L’activisme de l’OTAN en matière de cyberdéfense engendre donc des risques sur tous les plans : qu’il s’agisse de rassurances factices (qui encouragent les Européens à encore plus de déresponsabilisation), d’engrenages pratiques (lesquels feraient de l’exigence d’interopérabilité un prétexte pour pousser vers des solutions de plus en plus centralisées, sous l’égide de Washington) ou de « phagocytage » conceptuel (sans doute le plus pernicieux de tous, puisqu’il nous priverait, à terme, de toute analyse et de réflexion autonomes) ; la plus grande vigilance est donc de mise quant à l’Alliance atlantique.
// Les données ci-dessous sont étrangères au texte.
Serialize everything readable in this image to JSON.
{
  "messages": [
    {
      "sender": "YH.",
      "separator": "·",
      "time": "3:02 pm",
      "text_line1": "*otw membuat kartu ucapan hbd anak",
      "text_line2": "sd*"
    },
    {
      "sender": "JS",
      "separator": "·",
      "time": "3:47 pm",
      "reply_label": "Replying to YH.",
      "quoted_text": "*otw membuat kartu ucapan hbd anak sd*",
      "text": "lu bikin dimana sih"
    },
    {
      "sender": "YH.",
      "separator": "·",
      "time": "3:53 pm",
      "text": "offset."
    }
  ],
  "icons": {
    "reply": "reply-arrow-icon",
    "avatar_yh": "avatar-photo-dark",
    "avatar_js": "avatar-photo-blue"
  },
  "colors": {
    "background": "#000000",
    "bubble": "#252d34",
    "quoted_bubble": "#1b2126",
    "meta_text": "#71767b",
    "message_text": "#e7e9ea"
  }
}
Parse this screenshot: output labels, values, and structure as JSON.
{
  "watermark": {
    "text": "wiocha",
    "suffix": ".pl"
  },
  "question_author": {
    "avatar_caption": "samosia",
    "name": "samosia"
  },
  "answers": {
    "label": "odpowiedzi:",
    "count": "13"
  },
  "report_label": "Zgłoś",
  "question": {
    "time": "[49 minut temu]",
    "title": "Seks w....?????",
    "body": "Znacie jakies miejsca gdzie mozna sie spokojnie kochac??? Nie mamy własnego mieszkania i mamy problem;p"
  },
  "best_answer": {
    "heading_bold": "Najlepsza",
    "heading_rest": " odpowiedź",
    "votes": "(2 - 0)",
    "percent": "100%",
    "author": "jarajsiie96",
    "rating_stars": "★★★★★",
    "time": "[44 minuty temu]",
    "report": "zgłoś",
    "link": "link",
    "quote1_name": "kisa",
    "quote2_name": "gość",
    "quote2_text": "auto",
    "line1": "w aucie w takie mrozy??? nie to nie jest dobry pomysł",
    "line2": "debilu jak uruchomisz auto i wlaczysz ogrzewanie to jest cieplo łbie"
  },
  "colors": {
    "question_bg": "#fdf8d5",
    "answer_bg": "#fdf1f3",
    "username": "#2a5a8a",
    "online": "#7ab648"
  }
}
Un constat qui devrait normalement revaloriser le rôle de l’UE, comme enceinte de coopération véritablement européenne en matière cyber. Sauf que c’est loin, très loin, d’être acquis.
Coopération cybersécurité dans l’UE ?
S’agissant de l’Union européenne, la France cherche à « soutenir la prise en compte de la cybersécurité comme priorité européenne d’abord pour les institutions elles-mêmes et également pour les Etats membres ». Le Pacte déclare aussi que « l’Union européenne reste quant à elle le cadre naturel du développement de la cybersécurité collective de nos infrastructures critiques ». Paris tient aussi à « promouvoir les solutions européennes de cybersécurité », de même que « la cyberdéfense militaire » au sein de l’UE. Une fois de plus, on se retrouvera donc vite face à la concurrence OTAN-Union européenne. Et la France semble toujours y privilégier, si possible, les solutions proprement européennes.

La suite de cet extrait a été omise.